You may imagine that it’s clever to imitate a famous brand or registered slogan by making minor adjustments. Unfortunately, courts often treat such use as infringement if the relevant public wrongly assumes that your product or service is endorsed or sponsored by the company with the registration or that you just and your organization are in some way affiliated with that company.

You could also be wondering whether the threat of motion on a breach matters. It does. If you are caught using a slogan that is the subject of, or is confusingly similar to, one other person’s registered trademark, do not be fooled into pondering that you could ask for forgiveness as a substitute of permission. Most business owners shall be vigilant in protecting their investments. After all, they have spent years working to get consumers or other goal audiences to associate the slogan with their company.

Trademark owners are obliged to protect them

Part of the responsibility of owning a trademark is protecting its use. If you do not do this, you’ll lose the ability to implement it if a direct competitor tries to steal it from you or uses a confusingly similar trademark. So don’t blame trademark owners for sending you an email or stop and desist notice. It’s their duty – and that is your mistake. The worst thing you may do is ignore any such communication and hope it goes away.

To highlight my company’s brand, I have invested heavily in trademarks. My registered passwords appear in my company’s online and email marketing materials. I have Website positioning-optimized my taglines to show rating when potential customers search for the solutions we sell.

I recently got here across a company that was using one of my trademarks in the app store.

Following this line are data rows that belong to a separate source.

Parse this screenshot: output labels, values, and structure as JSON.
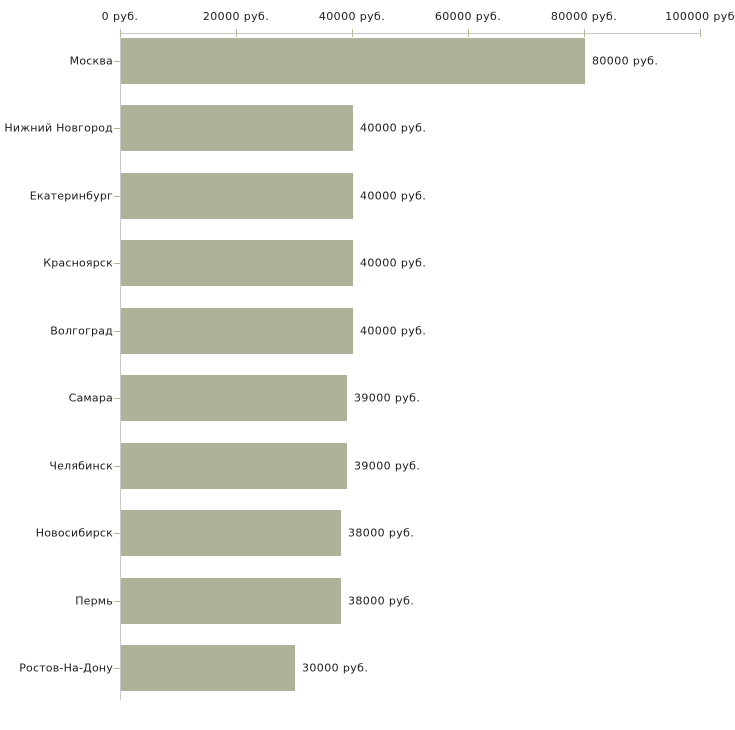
{
  "chart_data": {
    "type": "bar",
    "orientation": "horizontal",
    "title": "",
    "categories": [
      "Москва",
      "Нижний Новгород",
      "Екатеринбург",
      "Красноярск",
      "Волгоград",
      "Самара",
      "Челябинск",
      "Новосибирск",
      "Пермь",
      "Ростов-На-Дону"
    ],
    "values": [
      80000,
      40000,
      40000,
      40000,
      40000,
      39000,
      39000,
      38000,
      38000,
      30000
    ],
    "value_labels": [
      "80000 руб.",
      "40000 руб.",
      "40000 руб.",
      "40000 руб.",
      "40000 руб.",
      "39000 руб.",
      "39000 руб.",
      "38000 руб.",
      "38000 руб.",
      "30000 руб."
    ],
    "x_axis": {
      "position": "top",
      "min": 0,
      "max": 100000,
      "ticks": [
        0,
        20000,
        40000,
        60000,
        80000,
        100000
      ],
      "tick_labels": [
        "0 руб.",
        "20000 руб.",
        "40000 руб.",
        "60000 руб.",
        "80000 руб.",
        "100000 руб"
      ]
    },
    "grid": false,
    "legend": null,
    "colors": {
      "bar": "#adb298",
      "axis_line": "#c9c9c9",
      "tick": "#b9b991",
      "text": "#1c1c1c",
      "background": "#ffffff"
    }
  }
}
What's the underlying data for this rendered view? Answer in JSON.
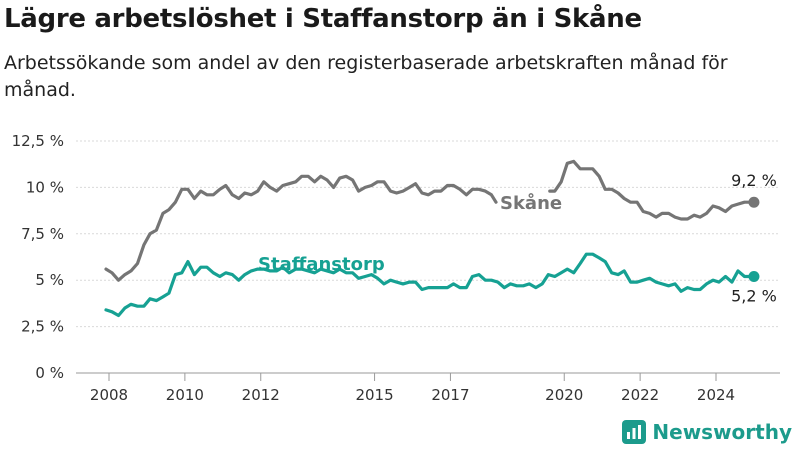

When consumers search for my trademark, they will click on a link that can take them to one other application. The results of this, leading to potential lack of revenue and confusion for customers, is exactly the situation that trademark law is designed to protect against.

In this case, I proceeded with the assumption of positive intention. To resolve this issue, I wrote an email to the infringers, explained what I had discovered, and asked them to stop using my trademarked product name. Fortunately, they agreed to stop.

Unfortunately, not all trademark infringers react so positively. In one other situation, a direct competitor ignored my polite emails regarding illegal use of my registered trademark.

In this case I used to be particularly concerned because there was a real risk of misleading potential customers. When I raised this concern, the perpetrators didn’t apologize. Instead, they argued that there could be no confusion in the market.

The next step was to ask our legal counsel to explain the violation. We proceed to vigorously defend against this violation.

If, as a business owner, you propose to use specific wording, design, logo or slogan to brand your product, take a few minutes to make sure it is accessible and not confusingly similar to another person’s trademark. Better yet, develop and register your wording, design or logo.

Trademark law protects the owner’s mental property. The most important goal is to avoid losing customers and revenue. Regardless of whether the illegal use takes place on a local market or nationally, whether it is accidental or intentional, entrepreneurs should be careful not to use another person’s trademark or something confusingly similar.